Edmond croyait rêver : il flottait entre l'incrédulité et la joie.
« Je n'ai gardé si longtemps le secret avec vous, continua Faria, d'abord que pour vous éprouver, et ensuite pour vous surprendre ; si nous nous fussions évadés avant mon accès de catalepsie, je vous conduisais à Monte-Cristo ; maintenant, ajouta-t-il avec un soupir, c'est vous qui m'y conduirez. Eh bien, Dantès, vous ne me remerciez pas ?
Ce trésor vous appartient, mon ami, dit Dantès, il appartient à vous seul, et je n'y ai aucun droit : je ne suis point votre parent.

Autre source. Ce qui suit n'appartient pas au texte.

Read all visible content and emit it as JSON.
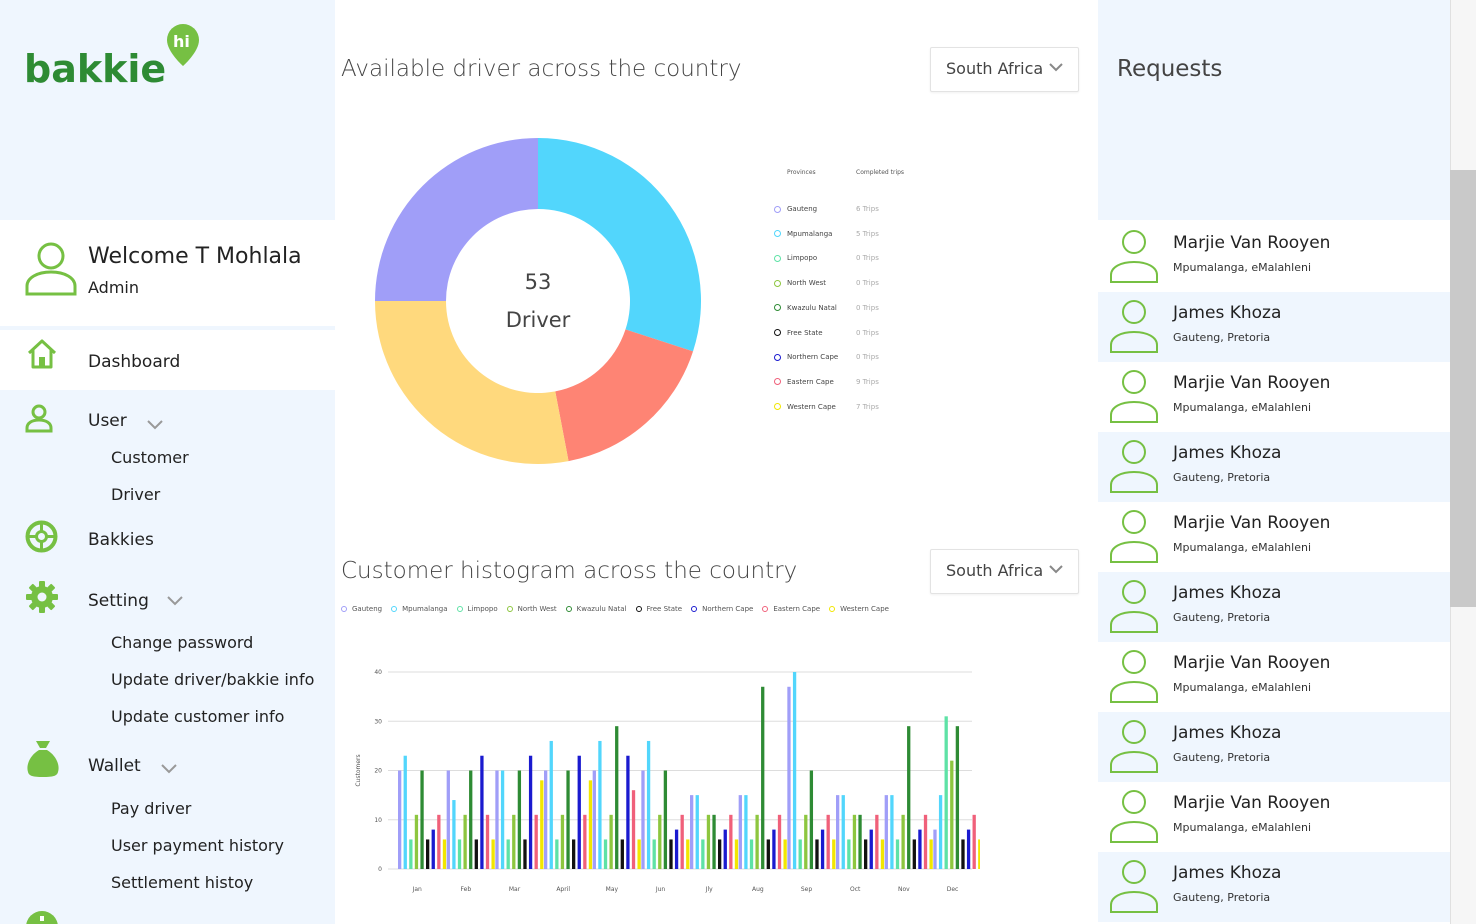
{
  "brand": {
    "logo_text": "bakkie",
    "logo_badge": "hi",
    "color": "#2e8b34",
    "accent": "#76c043"
  },
  "welcome": {
    "name": "Welcome T Mohlala",
    "role": "Admin"
  },
  "nav": {
    "dashboard": "Dashboard",
    "user": "User",
    "user_sub": [
      "Customer",
      "Driver"
    ],
    "bakkies": "Bakkies",
    "setting": "Setting",
    "setting_sub": [
      "Change password",
      "Update driver/bakkie info",
      "Update customer info"
    ],
    "wallet": "Wallet",
    "wallet_sub": [
      "Pay driver",
      "User payment history",
      "Settlement histoy"
    ]
  },
  "donut": {
    "title": "Available driver across the country",
    "dropdown": "South Africa",
    "center_value": "53",
    "center_label": "Driver",
    "legend_head_left": "Provinces",
    "legend_head_right": "Completed trips",
    "legend": [
      {
        "name": "Gauteng",
        "value": "6 Trips",
        "color": "#a09ef8"
      },
      {
        "name": "Mpumalanga",
        "value": "5 Trips",
        "color": "#52d6fc"
      },
      {
        "name": "Limpopo",
        "value": "0 Trips",
        "color": "#5ee2a6"
      },
      {
        "name": "North West",
        "value": "0 Trips",
        "color": "#8dc63f"
      },
      {
        "name": "Kwazulu Natal",
        "value": "0 Trips",
        "color": "#2e8b34"
      },
      {
        "name": "Free State",
        "value": "0 Trips",
        "color": "#111111"
      },
      {
        "name": "Northern Cape",
        "value": "0 Trips",
        "color": "#1a1acf"
      },
      {
        "name": "Eastern Cape",
        "value": "9 Trips",
        "color": "#f0607a"
      },
      {
        "name": "Western Cape",
        "value": "7 Trips",
        "color": "#f2e600"
      }
    ]
  },
  "chart_data": [
    {
      "type": "pie",
      "slices": [
        {
          "value": 0.3,
          "color": "#52d6fc"
        },
        {
          "value": 0.17,
          "color": "#fe8474"
        },
        {
          "value": 0.28,
          "color": "#ffd97d"
        },
        {
          "value": 0.25,
          "color": "#a09ef8"
        }
      ],
      "center_value": "53",
      "center_label": "Driver"
    },
    {
      "type": "bar",
      "title": "Customer histogram across the country",
      "ylabel": "Customers",
      "ylim": [
        0,
        40
      ],
      "yticks": [
        0,
        10,
        20,
        30,
        40
      ],
      "categories": [
        "Jan",
        "Feb",
        "Mar",
        "April",
        "May",
        "Jun",
        "Jly",
        "Aug",
        "Sep",
        "Oct",
        "Nov",
        "Dec"
      ],
      "series": [
        {
          "name": "Gauteng",
          "color": "#a09ef8",
          "values": [
            20,
            20,
            20,
            20,
            20,
            20,
            15,
            15,
            37,
            15,
            15,
            8
          ]
        },
        {
          "name": "Mpumalanga",
          "color": "#52d6fc",
          "values": [
            23,
            14,
            20,
            26,
            26,
            26,
            15,
            15,
            40,
            15,
            15,
            15
          ]
        },
        {
          "name": "Limpopo",
          "color": "#5ee2a6",
          "values": [
            6,
            6,
            6,
            6,
            6,
            6,
            6,
            6,
            6,
            6,
            6,
            31
          ]
        },
        {
          "name": "North West",
          "color": "#8dc63f",
          "values": [
            11,
            11,
            11,
            11,
            11,
            11,
            11,
            11,
            11,
            11,
            11,
            22
          ]
        },
        {
          "name": "Kwazulu Natal",
          "color": "#2e8b34",
          "values": [
            20,
            20,
            20,
            20,
            29,
            20,
            11,
            37,
            20,
            11,
            29,
            29
          ]
        },
        {
          "name": "Free State",
          "color": "#111111",
          "values": [
            6,
            6,
            6,
            6,
            6,
            6,
            6,
            6,
            6,
            6,
            6,
            6
          ]
        },
        {
          "name": "Northern Cape",
          "color": "#1a1acf",
          "values": [
            8,
            23,
            23,
            23,
            23,
            8,
            8,
            8,
            8,
            8,
            8,
            8
          ]
        },
        {
          "name": "Eastern Cape",
          "color": "#f0607a",
          "values": [
            11,
            11,
            11,
            11,
            16,
            11,
            11,
            11,
            11,
            11,
            11,
            11
          ]
        },
        {
          "name": "Western Cape",
          "color": "#f2e600",
          "values": [
            6,
            6,
            18,
            18,
            6,
            6,
            6,
            6,
            6,
            6,
            6,
            6
          ]
        }
      ]
    }
  ],
  "histogram": {
    "title": "Customer histogram across the country",
    "dropdown": "South Africa",
    "ylabel": "Customers"
  },
  "requests": {
    "title": "Requests",
    "items": [
      {
        "name": "Marjie Van Rooyen",
        "location": "Mpumalanga, eMalahleni"
      },
      {
        "name": "James Khoza",
        "location": "Gauteng, Pretoria"
      },
      {
        "name": "Marjie Van Rooyen",
        "location": "Mpumalanga, eMalahleni"
      },
      {
        "name": "James Khoza",
        "location": "Gauteng, Pretoria"
      },
      {
        "name": "Marjie Van Rooyen",
        "location": "Mpumalanga, eMalahleni"
      },
      {
        "name": "James Khoza",
        "location": "Gauteng, Pretoria"
      },
      {
        "name": "Marjie Van Rooyen",
        "location": "Mpumalanga, eMalahleni"
      },
      {
        "name": "James Khoza",
        "location": "Gauteng, Pretoria"
      },
      {
        "name": "Marjie Van Rooyen",
        "location": "Mpumalanga, eMalahleni"
      },
      {
        "name": "James Khoza",
        "location": "Gauteng, Pretoria"
      }
    ]
  }
}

Vous êtes mon fils, Dantès ! s'écria le vieillard, vous êtes l'enfant de ma captivité ; mon état me condamnait au célibat : Dieu vous a envoyé à moi pour consoler à la fois l'homme qui ne pouvait être père et le prisonnier qui ne pouvait être libre. »
Et Faria tendit le bras qui lui restait au jeune homme qui se jeta à son cou en pleurant.